Une physique revisitée
Pour atteindre de telles vitesses, les chercheurs ont dû repenser le mécanisme physique au cœur de la mémoire flash. Les technologies actuelles reposent souvent sur des transistors à grille flottante (floating-gate transistors) où le déplacement des électrons pour stocker l'information prend un certain temps. La technologie Poxiao utilise une approche différente, baptisée « injection de porteurs chauds améliorée par matériaux 2D » (2D-enhanced hot-carrier injection).

Concrètement, ils emploient des matériaux bidimensionnels, notamment un canal en graphène Dirac, réputé pour la mobilité exceptionnelle de ses électrons. En modulant certaines propriétés de ce canal 2D, ils parviennent à créer un phénomène de « super-injection » de charges vers la couche de stockage de la mémoire.
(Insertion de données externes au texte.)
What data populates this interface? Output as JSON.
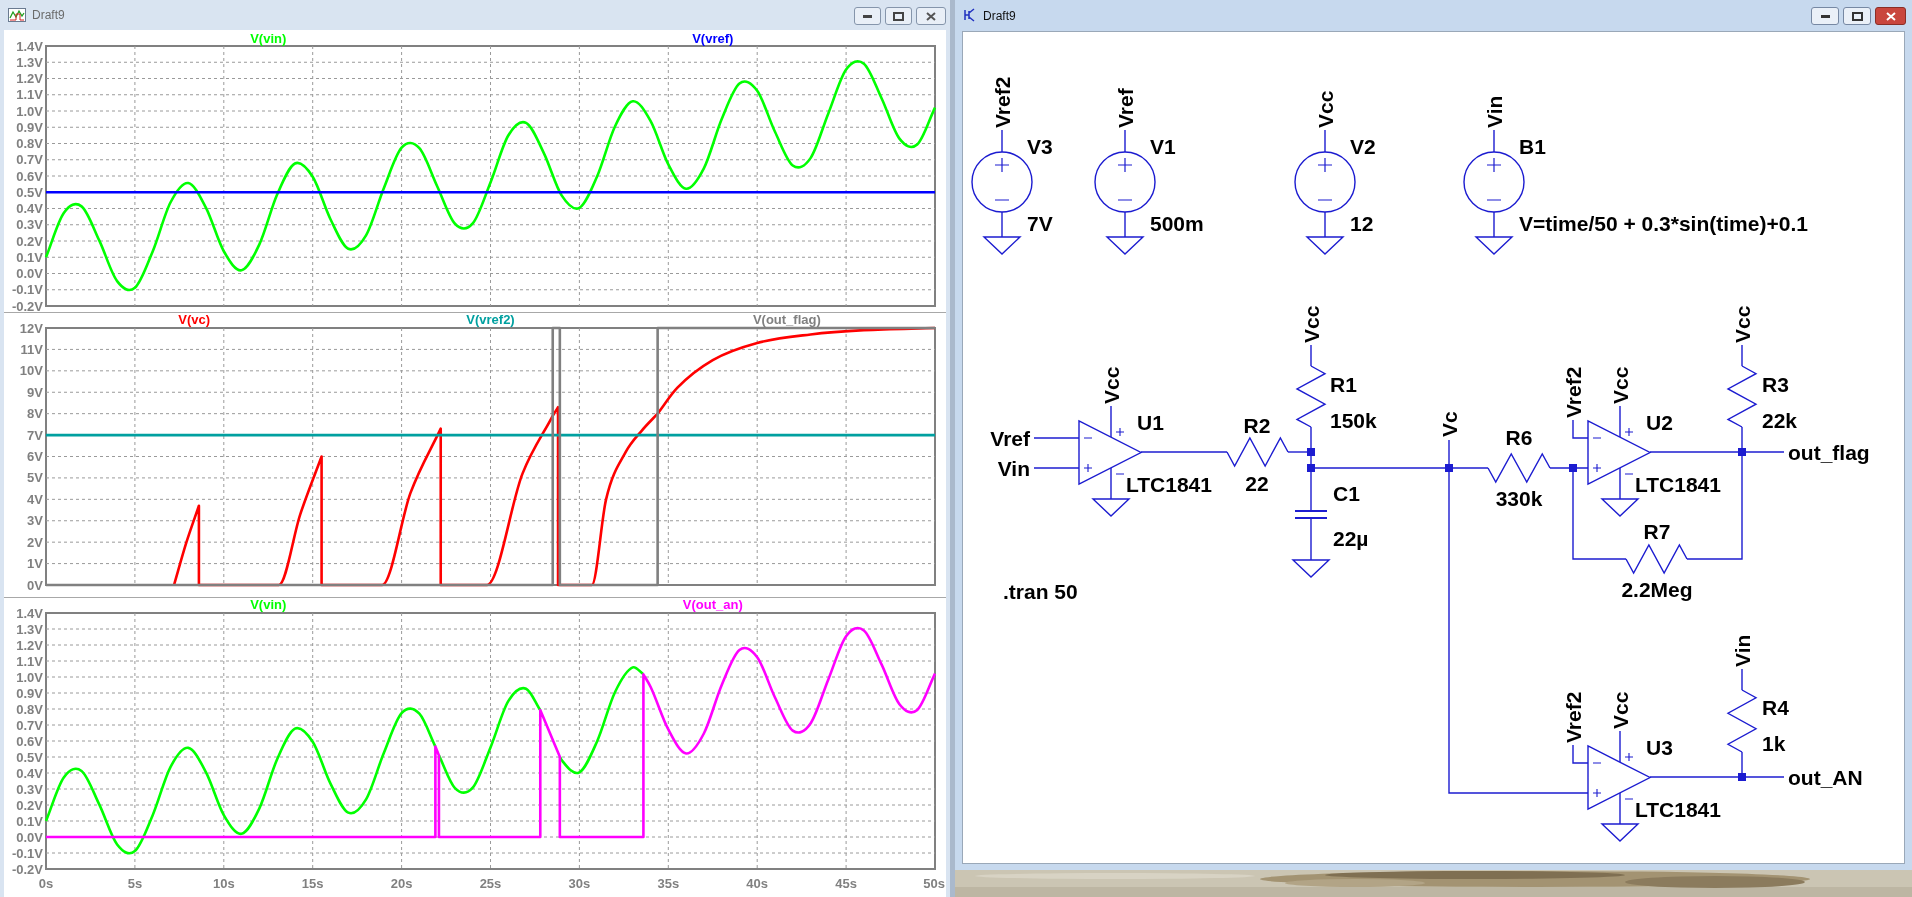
{
  "plot_window": {
    "title": "Draft9",
    "panes": [
      {
        "chart_data": {
          "type": "line",
          "x": [
            0,
            1,
            2,
            3,
            4,
            5,
            6,
            7,
            8,
            9,
            10,
            11,
            12,
            13,
            14,
            15,
            16,
            17,
            18,
            19,
            20,
            21,
            22,
            23,
            24,
            25,
            26,
            27,
            28,
            29,
            30,
            31,
            32,
            33,
            34,
            35,
            36,
            37,
            38,
            39,
            40,
            41,
            42,
            43,
            44,
            45,
            46,
            47,
            48,
            49,
            50
          ],
          "xlim": [
            0,
            50
          ],
          "ylim": [
            -0.2,
            1.4
          ],
          "grid": true,
          "yticks": [
            {
              "value": 1.4,
              "label": "1.4V"
            },
            {
              "value": 1.3,
              "label": "1.3V"
            },
            {
              "value": 1.2,
              "label": "1.2V"
            },
            {
              "value": 1.1,
              "label": "1.1V"
            },
            {
              "value": 1.0,
              "label": "1.0V"
            },
            {
              "value": 0.9,
              "label": "0.9V"
            },
            {
              "value": 0.8,
              "label": "0.8V"
            },
            {
              "value": 0.7,
              "label": "0.7V"
            },
            {
              "value": 0.6,
              "label": "0.6V"
            },
            {
              "value": 0.5,
              "label": "0.5V"
            },
            {
              "value": 0.4,
              "label": "0.4V"
            },
            {
              "value": 0.3,
              "label": "0.3V"
            },
            {
              "value": 0.2,
              "label": "0.2V"
            },
            {
              "value": 0.1,
              "label": "0.1V"
            },
            {
              "value": 0.0,
              "label": "0.0V"
            },
            {
              "value": -0.1,
              "label": "-0.1V"
            },
            {
              "value": -0.2,
              "label": "-0.2V"
            }
          ],
          "series": [
            {
              "name": "V(vin)",
              "color": "#00ff00",
              "values": [
                0.1,
                0.372,
                0.413,
                0.202,
                -0.047,
                -0.088,
                0.136,
                0.437,
                0.557,
                0.404,
                0.137,
                0.02,
                0.179,
                0.486,
                0.677,
                0.595,
                0.334,
                0.152,
                0.235,
                0.525,
                0.774,
                0.771,
                0.537,
                0.306,
                0.308,
                0.56,
                0.849,
                0.927,
                0.741,
                0.481,
                0.404,
                0.599,
                0.905,
                1.06,
                0.939,
                0.672,
                0.522,
                0.647,
                0.949,
                1.169,
                1.124,
                0.872,
                0.665,
                0.71,
                0.985,
                1.255,
                1.291,
                1.077,
                0.83,
                0.794,
                1.021
              ]
            },
            {
              "name": "V(vref)",
              "color": "#0000ff",
              "values": [
                0.5,
                0.5,
                0.5,
                0.5,
                0.5,
                0.5,
                0.5,
                0.5,
                0.5,
                0.5,
                0.5,
                0.5,
                0.5,
                0.5,
                0.5,
                0.5,
                0.5,
                0.5,
                0.5,
                0.5,
                0.5,
                0.5,
                0.5,
                0.5,
                0.5,
                0.5,
                0.5,
                0.5,
                0.5,
                0.5,
                0.5,
                0.5,
                0.5,
                0.5,
                0.5,
                0.5,
                0.5,
                0.5,
                0.5,
                0.5,
                0.5,
                0.5,
                0.5,
                0.5,
                0.5,
                0.5,
                0.5,
                0.5,
                0.5,
                0.5,
                0.5
              ]
            }
          ]
        }
      },
      {
        "chart_data": {
          "type": "line",
          "x": [
            0,
            7.2,
            7.9,
            8.6,
            8.6,
            13.1,
            14.3,
            15.5,
            15.5,
            18.9,
            20.5,
            22.2,
            22.2,
            24.8,
            26.8,
            28.5,
            28.5,
            28.8,
            28.8,
            28.9,
            28.9,
            30.7,
            31.5,
            32.6,
            33.5,
            34.4,
            34.4,
            35.5,
            37.5,
            40,
            43,
            46,
            50
          ],
          "xlim": [
            0,
            50
          ],
          "ylim": [
            0,
            12
          ],
          "grid": true,
          "yticks": [
            {
              "value": 12,
              "label": "12V"
            },
            {
              "value": 11,
              "label": "11V"
            },
            {
              "value": 10,
              "label": "10V"
            },
            {
              "value": 9,
              "label": "9V"
            },
            {
              "value": 8,
              "label": "8V"
            },
            {
              "value": 7,
              "label": "7V"
            },
            {
              "value": 6,
              "label": "6V"
            },
            {
              "value": 5,
              "label": "5V"
            },
            {
              "value": 4,
              "label": "4V"
            },
            {
              "value": 3,
              "label": "3V"
            },
            {
              "value": 2,
              "label": "2V"
            },
            {
              "value": 1,
              "label": "1V"
            },
            {
              "value": 0,
              "label": "0V"
            }
          ],
          "series": [
            {
              "name": "V(vc)",
              "color": "#ff0000",
              "values": [
                null,
                0,
                2.0,
                3.7,
                0,
                0,
                3.3,
                6.0,
                0,
                0,
                4.3,
                7.3,
                0,
                0,
                5.2,
                7.9,
                7.9,
                8.3,
                0,
                0,
                0,
                0,
                4.0,
                6.2,
                7.2,
                8.0,
                8.0,
                9.2,
                10.5,
                11.3,
                11.7,
                11.9,
                12.0
              ]
            },
            {
              "name": "V(vref2)",
              "color": "#00a0a0",
              "values": [
                7,
                7,
                7,
                7,
                7,
                7,
                7,
                7,
                7,
                7,
                7,
                7,
                7,
                7,
                7,
                7,
                7,
                7,
                7,
                7,
                7,
                7,
                7,
                7,
                7,
                7,
                7,
                7,
                7,
                7,
                7,
                7,
                7
              ]
            },
            {
              "name": "V(out_flag)",
              "color": "#808080",
              "values": [
                0,
                0,
                0,
                0,
                0,
                0,
                0,
                0,
                0,
                0,
                0,
                0,
                0,
                0,
                0,
                0,
                12,
                12,
                12,
                12,
                0,
                0,
                0,
                0,
                0,
                0,
                12,
                12,
                12,
                12,
                12,
                12,
                12
              ]
            }
          ]
        }
      },
      {
        "chart_data": {
          "type": "line",
          "x": [
            0,
            1,
            2,
            3,
            4,
            5,
            6,
            7,
            8,
            9,
            10,
            11,
            12,
            13,
            14,
            15,
            16,
            17,
            18,
            19,
            20,
            21,
            21.9,
            21.9,
            22,
            22.1,
            22.1,
            23,
            24,
            25,
            26,
            27,
            27.8,
            27.8,
            28,
            28.9,
            28.9,
            29,
            30,
            31,
            32,
            33,
            33.6,
            33.6,
            34,
            35,
            36,
            37,
            38,
            39,
            40,
            41,
            42,
            43,
            44,
            45,
            46,
            47,
            48,
            49,
            50
          ],
          "xlim": [
            0,
            50
          ],
          "ylim": [
            -0.2,
            1.4
          ],
          "grid": true,
          "xticks": [
            {
              "value": 0,
              "label": "0s"
            },
            {
              "value": 5,
              "label": "5s"
            },
            {
              "value": 10,
              "label": "10s"
            },
            {
              "value": 15,
              "label": "15s"
            },
            {
              "value": 20,
              "label": "20s"
            },
            {
              "value": 25,
              "label": "25s"
            },
            {
              "value": 30,
              "label": "30s"
            },
            {
              "value": 35,
              "label": "35s"
            },
            {
              "value": 40,
              "label": "40s"
            },
            {
              "value": 45,
              "label": "45s"
            },
            {
              "value": 50,
              "label": "50s"
            }
          ],
          "yticks": [
            {
              "value": 1.4,
              "label": "1.4V"
            },
            {
              "value": 1.3,
              "label": "1.3V"
            },
            {
              "value": 1.2,
              "label": "1.2V"
            },
            {
              "value": 1.1,
              "label": "1.1V"
            },
            {
              "value": 1.0,
              "label": "1.0V"
            },
            {
              "value": 0.9,
              "label": "0.9V"
            },
            {
              "value": 0.8,
              "label": "0.8V"
            },
            {
              "value": 0.7,
              "label": "0.7V"
            },
            {
              "value": 0.6,
              "label": "0.6V"
            },
            {
              "value": 0.5,
              "label": "0.5V"
            },
            {
              "value": 0.4,
              "label": "0.4V"
            },
            {
              "value": 0.3,
              "label": "0.3V"
            },
            {
              "value": 0.2,
              "label": "0.2V"
            },
            {
              "value": 0.1,
              "label": "0.1V"
            },
            {
              "value": 0.0,
              "label": "0.0V"
            },
            {
              "value": -0.1,
              "label": "-0.1V"
            },
            {
              "value": -0.2,
              "label": "-0.2V"
            }
          ],
          "series": [
            {
              "name": "V(vin)",
              "color": "#00ff00",
              "values": [
                0.1,
                0.372,
                0.413,
                0.202,
                -0.047,
                -0.088,
                0.136,
                0.437,
                0.557,
                0.404,
                0.137,
                0.02,
                0.179,
                0.486,
                0.677,
                0.595,
                0.334,
                0.152,
                0.235,
                0.525,
                0.774,
                0.771,
                0.565,
                0.565,
                null,
                0.51,
                0.51,
                0.306,
                0.308,
                0.56,
                0.849,
                0.927,
                0.793,
                0.793,
                null,
                0.501,
                0.501,
                0.481,
                0.404,
                0.599,
                0.905,
                1.06,
                1.017,
                1.017,
                null,
                null,
                null,
                null,
                null,
                null,
                null,
                null,
                null,
                null,
                null,
                null,
                null,
                null,
                null,
                null,
                null
              ]
            },
            {
              "name": "V(out_an)",
              "color": "#ff00ff",
              "values": [
                0,
                0,
                0,
                0,
                0,
                0,
                0,
                0,
                0,
                0,
                0,
                0,
                0,
                0,
                0,
                0,
                0,
                0,
                0,
                0,
                0,
                0,
                0,
                0.565,
                0.537,
                0.51,
                0,
                0,
                0,
                0,
                0,
                0,
                0,
                0.793,
                0.741,
                0.501,
                0,
                0,
                0,
                0,
                0,
                0,
                0,
                1.017,
                0.939,
                0.672,
                0.522,
                0.647,
                0.949,
                1.169,
                1.124,
                0.872,
                0.665,
                0.71,
                0.985,
                1.255,
                1.291,
                1.077,
                0.83,
                0.794,
                1.021
              ]
            }
          ]
        }
      }
    ]
  },
  "schematic_window": {
    "title": "Draft9",
    "schematic": {
      "sources": [
        {
          "net": "Vref2",
          "name": "V3",
          "value": "7V"
        },
        {
          "net": "Vref",
          "name": "V1",
          "value": "500m"
        },
        {
          "net": "Vcc",
          "name": "V2",
          "value": "12"
        },
        {
          "net": "Vin",
          "name": "B1",
          "value": "V=time/50 + 0.3*sin(time)+0.1"
        }
      ],
      "comparators": [
        {
          "name": "U1",
          "model": "LTC1841",
          "supply": "Vcc",
          "inputs": [
            "Vref",
            "Vin"
          ]
        },
        {
          "name": "U2",
          "model": "LTC1841",
          "supply": "Vcc",
          "reference": "Vref2"
        },
        {
          "name": "U3",
          "model": "LTC1841",
          "supply": "Vcc",
          "reference": "Vref2"
        }
      ],
      "resistors": [
        {
          "name": "R1",
          "value": "150k",
          "net": "Vcc"
        },
        {
          "name": "R2",
          "value": "22"
        },
        {
          "name": "R3",
          "value": "22k",
          "net": "Vcc"
        },
        {
          "name": "R6",
          "value": "330k"
        },
        {
          "name": "R7",
          "value": "2.2Meg"
        },
        {
          "name": "R4",
          "value": "1k",
          "net": "Vin"
        }
      ],
      "capacitors": [
        {
          "name": "C1",
          "value": "22µ"
        }
      ],
      "node_labels": [
        "Vc",
        "out_flag",
        "out_AN"
      ],
      "directive": ".tran 50"
    }
  }
}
Selon Liu Chunsen, chercheur sur le projet, ce mécanisme de super-injection n'a pas les limitations de vitesse des méthodes traditionnelles, permettant de pousser la vitesse de la mémoire non-volatile vers ses limites théoriques. Cette rupture s'éloigne des optimisations incrémentales vues sur les disques hybrides ou les architectures comme OptiNAND de Western Digital, qui ajoutaient de la flash pour du cache ou l'optimisation des métadonnées sans changer fondamentalement la vitesse d'écriture intrinsèque.
La mémoire, nouveau goulot d'étranglement de l'intelligence artificielle
L'un des principaux moteurs de cette recherche est le besoin croissant de performances dans le domaine de l'intelligence artificielle. Les modèles d'IA modernes manipulent des volumes de données colossaux et nécessitent des accès mémoire extrêmement rapides pour l'entraînement et l'inférence en temps réel. Actuellement, le transfert de données entre le processeur et la mémoire/stockage est un goulet d'étranglement majeur, consommant une part significative de l'énergie.
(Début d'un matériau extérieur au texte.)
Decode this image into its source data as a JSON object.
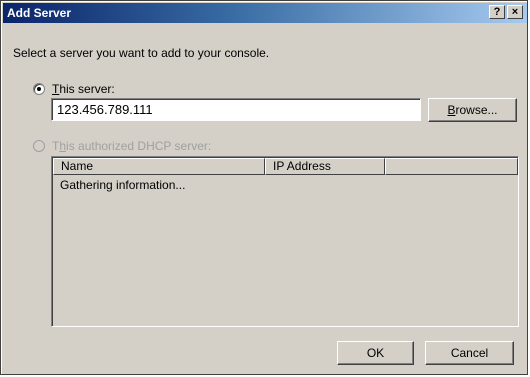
{
  "window": {
    "title": "Add Server",
    "help_label": "?",
    "close_label": "×"
  },
  "instruction": "Select a server you want to add to your console.",
  "this_server": {
    "label_prefix": "T",
    "label_rest": "his server:",
    "selected": true,
    "value": "123.456.789.111"
  },
  "browse_button": {
    "label_prefix": "B",
    "label_rest": "rowse..."
  },
  "dhcp_server": {
    "label_first": "T",
    "label_accel": "h",
    "label_rest": "is authorized DHCP server:",
    "selected": false,
    "enabled": false
  },
  "server_list": {
    "columns": [
      "Name",
      "IP Address",
      ""
    ],
    "status_row": "Gathering information..."
  },
  "footer": {
    "ok_label": "OK",
    "cancel_label": "Cancel"
  },
  "colors": {
    "dialog_face": "#d4d0c8",
    "titlebar_start": "#0a246a",
    "titlebar_end": "#a6caf0",
    "disabled_text": "#a0a0a0"
  }
}
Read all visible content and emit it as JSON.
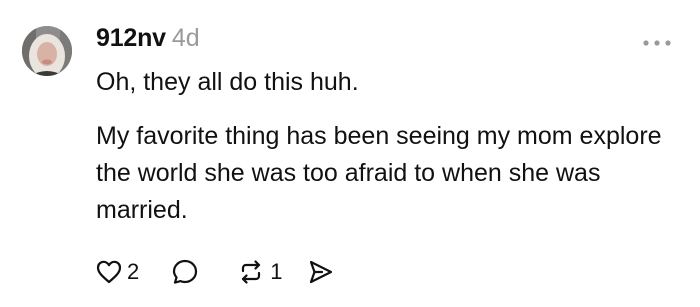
{
  "post": {
    "username": "912nv",
    "time_ago": "4d",
    "paragraphs": [
      "Oh, they all do this huh.",
      "My favorite thing has been seeing my mom explore the world she was too afraid to when she was married."
    ],
    "actions": {
      "like_count": "2",
      "repost_count": "1"
    }
  },
  "icons": {
    "more": "more-dots-icon",
    "like": "heart-icon",
    "reply": "comment-bubble-icon",
    "repost": "repost-icon",
    "share": "send-icon"
  },
  "colors": {
    "text": "#111111",
    "muted": "#9a9a9a",
    "background": "#ffffff"
  }
}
En offrant une mémoire non-volatile capable d'écrire à des vitesses proches de la nanoseconde, Poxiao pourrait permettre aux systèmes d'IA d'accéder et de modifier les données beaucoup plus rapidement, réduisant les latences et potentiellement la consommation d'énergie globale. Cela pourrait accélérer l'apprentissage des modèles et améliorer l'efficacité des centres de données. Cette avancée pourrait créer une réelle rupture dans un domaine où le progrès se veut linéaire itératif, notamment via l'augmentation de la densité avec des puces NAND 3D empilant couches sur couches pour atteindre de nouveaux standards.
Malgré ces promesses, il convient de tempérer l'enthousiasme. La technologie Poxiao en est encore à ses balbutiements. Le prototype actuel, bien que fonctionnel et démontrant la vitesse record, a une capacité de stockage très limitée, de l'ordre du kilooctet seulement – à peine de quoi stocker un court texte. Sa conception actuelle privilégie la vitesse pure au détriment de la capacité. La prochaine étape cruciale sera de démontrer la capacité de cette technologie à être produite en masse et à plus grande échelle, tout en conservant ses performances et en offrant une endurance suffisante aux cycles d'écriture/effacement. Des défis subsistent également quant à l'intégration de ces nouveaux matériaux 2D dans les processus de fabrication CMOS standards.